Armistice brought celebration but not peace. Fighting continued in distant lands. The temporary ceasefire required renewal every thirty-six days. Victory was fragile, conditional, threatened by forces beyond control.
Also, influenza had no respect for borders. While diplomats negotiated peace terms, the 1918 pandemic waged its own relentless war. Families learned that health status changes cruelly and without warning. People woke well and died by nightfall.
These postcards preserve this tension between public aspiration and private desperation, helping us journey back to history as it happened. The fronts of the postcards celebrate civic pride—hospitals, colleges, tree-lined streets, architectural monuments. Their backs tell different stories. Experimental medical treatments. Daily fears about fever and death. Constant threat of injury from dangerous farm equipment. The grinding reality of families separated by crisis, held together by handwritten words.

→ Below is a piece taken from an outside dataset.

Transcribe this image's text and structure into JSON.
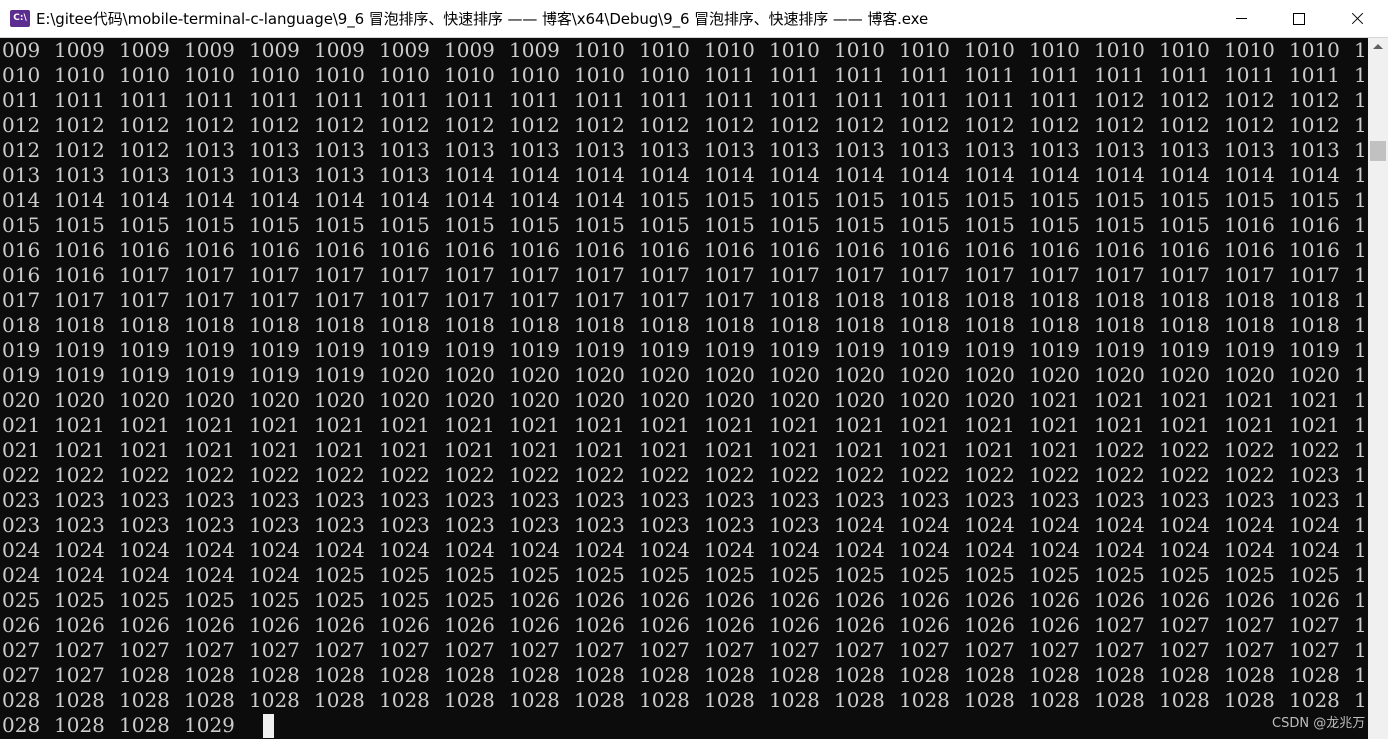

This contrast defines the American experience during a period of dual catastrophes. Communities built beautiful institutions while individuals struggled for survival and missed hard earned opportunities. Cities planned grand boulevards while families split between hospital rooms and farm chores. America as it aspired to be, and as it actually existed for the Moss clan.
Just as her mother was getting sick, Verda Marie received a cheery postcard from a classmate with some gossip to share.
Harriet Smith is coming over here to school this year. Thank goodness she isn’t in any of my classes … I wish you were going so I would have someone to chum with…
The postcard front featured Missouri Wesleyan College campus—red brick buildings set among autumn trees. The front speaks to knowledge, tradition, the future of young minds. We can read between the lines on the back. Verda Marie would not be in class that semester, sadly.


Like Lazarus rising from his tomb, the world emerged from pandemic death to discover life transformed. The 1920s roared with celebration and renewal, and time went on. Hospital Hill expanded into Kansas City’s premier medical district. The red brick buildings where Mama received her serum treatments evolved into modern towers serving new generations. A century later, technological and medical innovations advance but essential human needs persist, too: connection, communication, proof that loved ones survive another day.
These particular postcards survived in a family archive. Stories of courage, love, determination tucked away to find a century later. Each card represents a day won against the odds, a family bond that transcended distance and disease.
The Moss family’s story continues in everyone separated by illness, every community battling invisible enemies, every healthcare worker risking their life to save others. The beautiful facades combined with harrowing messages remind us that hope and suffering coexist, flipped back and forth in our hands, repeated in every generation.